Sterling jumped one percent against the dollar after weaker than expected US data on Friday and clawed back some ground from recent one-month lows against the euro.
Sterling made the bulk of the day's gains against the greenback on news that the US trade deficit widened to a bigger record gap than expected in June.
US July producer price inflation and the University of Michigan August sentiment survey were also lower than expected.
"It's dollar weakness," said Lee Ferridge, head of global currency strategy at Rabobank.
"The US trade number was shocking and we've had a series of weak US data."
Sterling rose as far as $1.8416, its highest since Tuesday and a gain of nearly three cents from two-week lows against the dollar set in Asian trade.
The pound was trading at $1.8380 at 1354 GMT.
It also gained a quarter percent against the euro to 67 pence, compared with one-month lows of 67.23 pence set in the previous session.

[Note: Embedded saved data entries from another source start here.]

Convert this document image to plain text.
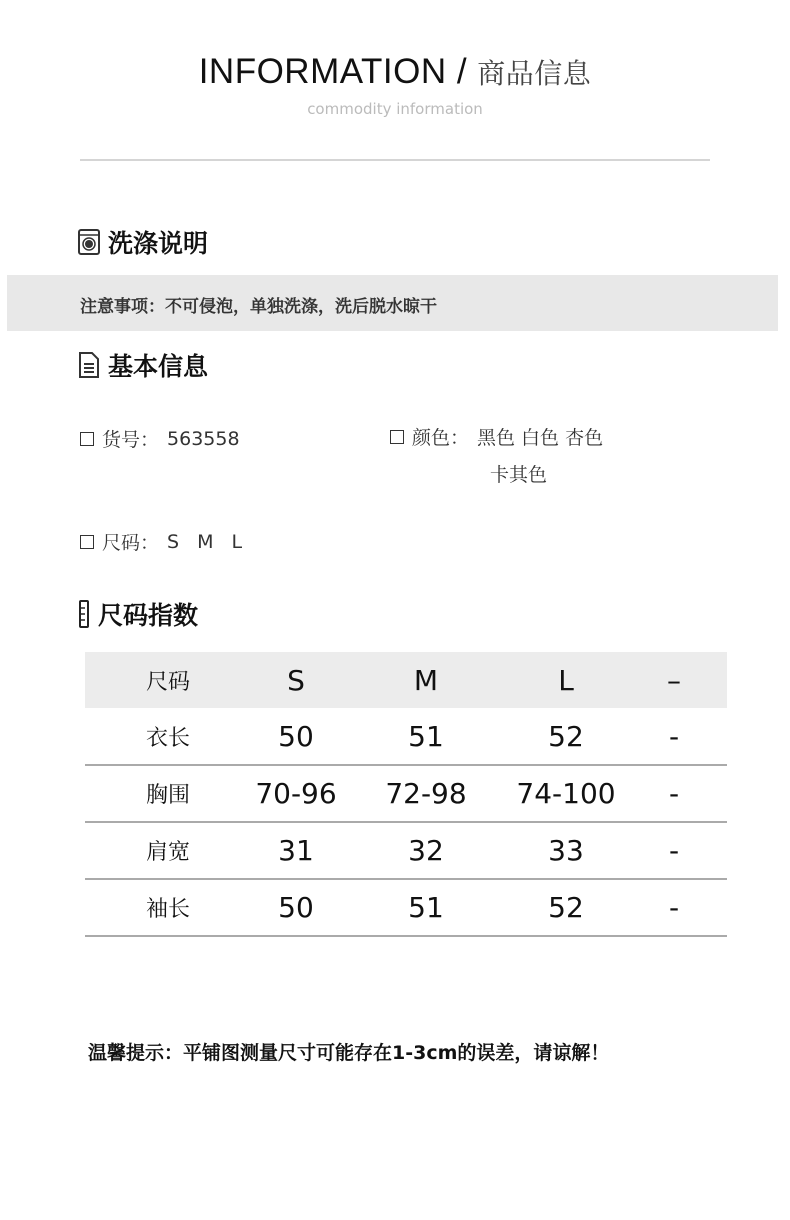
INFORMATION / 商品信息
commodity information
洗涤说明
注意事项：不可侵泡，单独洗涤，洗后脱水晾干
基本信息
货号： 563558	颜色： 黑色 白色 杏色
卡其色
尺码： S M L
尺码指数
尺码	S	M	L	–
衣长	50	51	52	-
胸围	70-96	72-98	74-100	-
肩宽	31	32	33	-
袖长	50	51	52	-
温馨提示：平铺图测量尺寸可能存在1-3cm的误差，请谅解！
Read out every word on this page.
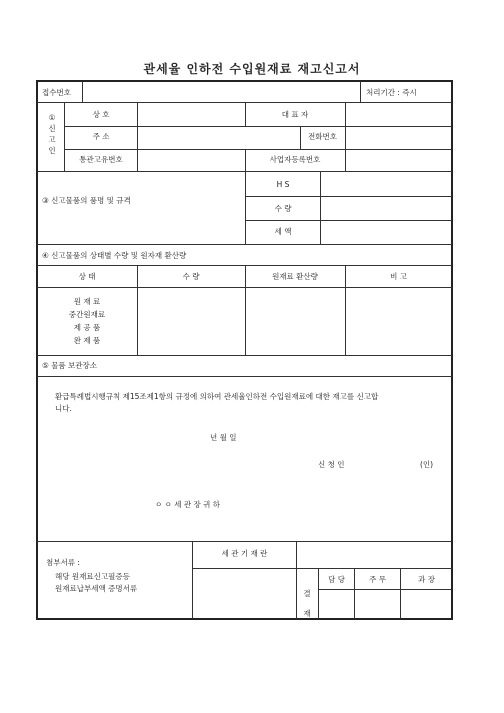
관세율 인하전 수입원재료 재고신고서
접수번호	처리기간 : 즉시
①
신
고
인
상 호	대 표 자
주 소	전화번호
통관고유번호	사업자등록번호
③ 신고물품의 품명 및 규격
H S
수 량
세 액
④ 신고물품의 상태별 수량 및 원자재 환산량
상 태	수 량	원재료 환산량	비 고
원 재 료
중간원재료
제 공 품
완 제 품
⑤ 물품 보관장소
환급특례법시행규칙 제15조제1항의 규정에 의하여 관세율인하전 수입원재료에 대한 재고를 신고합
니다.
년 월 일
신 청 인	(인)
ㅇ ㅇ 세 관 장 귀 하
첨부서류 :
해당 원재료신고필증등
원재료납부세액 증명서류
세 관 기 재 란
결
재
담 당	주 무	과 장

Sterling was at 105.2 on its closely-watched trade-weighted index, off earlier six-week lows of 104.80.
Dovish comments from the Bank of England in its quarterly inflation report this week prompted investors to reduce bets on aggressive rate rises and depressed sterling.
British interest rates currently stand at 4.75 percent after five quarter-point rises since November, the most recent hike coming last week.
Many analysts had expected UK rates to rise to 5.25 percent by the end of the year, but BoE forecasts this week showed just one more hike of 25 basis points could put inflation on track to hit its two percent target in two years.